# Need help getting a proper day-night surveillance setup



## cygx (Jun 25, 2012)

Here's the size of it: I have two cameras set up in my window for the purpose of catching vandals, people getting drunk and leaving their bottles everywhere outside my walkway, kids throwing rocks at my door, peeking in my window, and people otherwise generally being a nuisance.

One is a Logitech C920 webcam, and the other is an EasyN FS-613A-M136 IP cam.

I originally bought the EasyN camera because it seemed like a cheap, viable solution at the time...especially seeing that it had night vision. However the stupid thing's been giving me nothing but trouble. For one (and this was due to my own ignorance and lack of fact checking I'll admit), its night vision is useless to me because I have it behind glass and all it records at night is a massive bright ring reflection of itself unless I put tape over the LED lights and have it angled in a way that ends up not suiting my purposes for it anyway. 

That's not the worst part, though. Whether or not the camera actually gets detected after I boot my computer up has been a roll of the dice since I got it. I constantly have to unplug the camera and plug it back in just to get it to work, and even that's not a sure thing. Lately I've just given up if the camera doesn't get picked up on my network on startup.
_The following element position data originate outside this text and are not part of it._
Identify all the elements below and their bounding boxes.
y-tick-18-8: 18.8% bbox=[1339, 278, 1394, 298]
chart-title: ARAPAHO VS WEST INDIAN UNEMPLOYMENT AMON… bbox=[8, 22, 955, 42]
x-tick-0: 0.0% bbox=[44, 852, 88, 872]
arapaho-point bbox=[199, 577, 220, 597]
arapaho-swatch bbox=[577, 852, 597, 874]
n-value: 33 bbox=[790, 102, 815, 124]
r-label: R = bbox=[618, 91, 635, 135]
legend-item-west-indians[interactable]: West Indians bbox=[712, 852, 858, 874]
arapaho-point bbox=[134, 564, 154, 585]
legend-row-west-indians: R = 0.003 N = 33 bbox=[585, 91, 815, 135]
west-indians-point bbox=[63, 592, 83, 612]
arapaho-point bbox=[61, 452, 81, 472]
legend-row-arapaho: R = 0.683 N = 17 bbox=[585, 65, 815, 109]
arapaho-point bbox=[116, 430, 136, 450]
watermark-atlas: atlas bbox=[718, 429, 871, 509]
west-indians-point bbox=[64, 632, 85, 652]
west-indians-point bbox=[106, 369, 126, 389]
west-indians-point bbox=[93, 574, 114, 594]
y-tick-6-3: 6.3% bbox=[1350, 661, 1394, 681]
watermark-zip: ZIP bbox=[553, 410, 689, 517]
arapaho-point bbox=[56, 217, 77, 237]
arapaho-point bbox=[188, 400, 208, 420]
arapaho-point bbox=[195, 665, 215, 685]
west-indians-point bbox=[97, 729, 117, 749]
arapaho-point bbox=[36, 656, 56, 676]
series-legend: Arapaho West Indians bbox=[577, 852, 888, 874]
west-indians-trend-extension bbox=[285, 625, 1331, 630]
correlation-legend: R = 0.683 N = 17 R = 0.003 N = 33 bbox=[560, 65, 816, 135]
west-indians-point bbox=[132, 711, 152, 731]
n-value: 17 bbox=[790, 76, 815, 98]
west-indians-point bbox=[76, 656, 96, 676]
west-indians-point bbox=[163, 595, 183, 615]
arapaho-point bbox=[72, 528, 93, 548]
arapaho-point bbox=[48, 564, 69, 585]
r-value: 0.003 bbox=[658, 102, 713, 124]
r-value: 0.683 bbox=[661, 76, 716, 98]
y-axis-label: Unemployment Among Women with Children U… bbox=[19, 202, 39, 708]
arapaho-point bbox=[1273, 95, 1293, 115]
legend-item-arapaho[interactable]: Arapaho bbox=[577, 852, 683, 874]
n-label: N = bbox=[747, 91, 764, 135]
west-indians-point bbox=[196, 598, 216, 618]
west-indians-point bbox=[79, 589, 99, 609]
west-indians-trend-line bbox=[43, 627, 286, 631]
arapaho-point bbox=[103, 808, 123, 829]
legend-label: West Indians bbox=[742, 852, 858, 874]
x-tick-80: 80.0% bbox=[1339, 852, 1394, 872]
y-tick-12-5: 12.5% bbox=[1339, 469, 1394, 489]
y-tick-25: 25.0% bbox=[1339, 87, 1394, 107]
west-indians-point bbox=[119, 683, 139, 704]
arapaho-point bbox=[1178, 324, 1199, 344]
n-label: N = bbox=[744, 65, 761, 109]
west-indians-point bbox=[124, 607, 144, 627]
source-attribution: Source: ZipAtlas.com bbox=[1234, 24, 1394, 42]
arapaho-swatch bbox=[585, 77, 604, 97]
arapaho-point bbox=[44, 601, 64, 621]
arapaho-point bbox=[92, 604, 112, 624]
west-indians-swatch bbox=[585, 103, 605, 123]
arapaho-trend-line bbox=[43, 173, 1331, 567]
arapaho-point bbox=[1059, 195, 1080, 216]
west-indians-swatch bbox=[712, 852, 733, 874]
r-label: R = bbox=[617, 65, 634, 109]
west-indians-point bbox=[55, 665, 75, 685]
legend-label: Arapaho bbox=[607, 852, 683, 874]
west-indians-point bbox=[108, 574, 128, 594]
I only got it working tonight by sheer luck, I was watching a movie and I got an IP address conflict popup, so I figured I'd check and see if it picked up...and it did. Who knows how. I went into the camera's Search IP Address software and changed its IP to 192.168.2.7 instead of its default 192.168.2.2. Hopefully that'll solve the conflict problem and let it get picked up on the network without fail. Time will tell.

A few months after frustration with that camera, I decided to give it another go and shelled out more cash on a webcam of higher quality for the same purpose. I went the webcam route to bypass any issues like the network fiasco I experienced with my first one. Fantastic camera. Problem is... no night vision. I did find a tutorial for modding it by getting in there and breaking the IR filter but I'm having good luck with this thing so far and I don't want to turn it into a $90 paperweight.

TL;DR Basically, I'm looking for a way to get video recording of outside my apartment, at night as well as during the day, from behind my window or a screen, at a quality good enough to at least distinguish faces. Is there any possible way I can achieve this with what I currently have? If I really do need to, I'll shell out yet some more cash for the proper camera and/or equipment, but I'd rather it be under the $100 range.

Suggestions would be GREATLY appreciated.


----------



## Basementgeek (Feb 7, 2005)

You need a outside camera. They do make WiFi outside cameras that can also be used at night. Cameras with night vision are going to limited range, like about 20 feet or so.

Really hard to mount behind glass, the lens has to be touching the window glass.

BG


----------



## Basementgeek (Feb 7, 2005)

Added:

Regardless of what outside camera you get, it needs to be wired some, got to get power to it.

BG


----------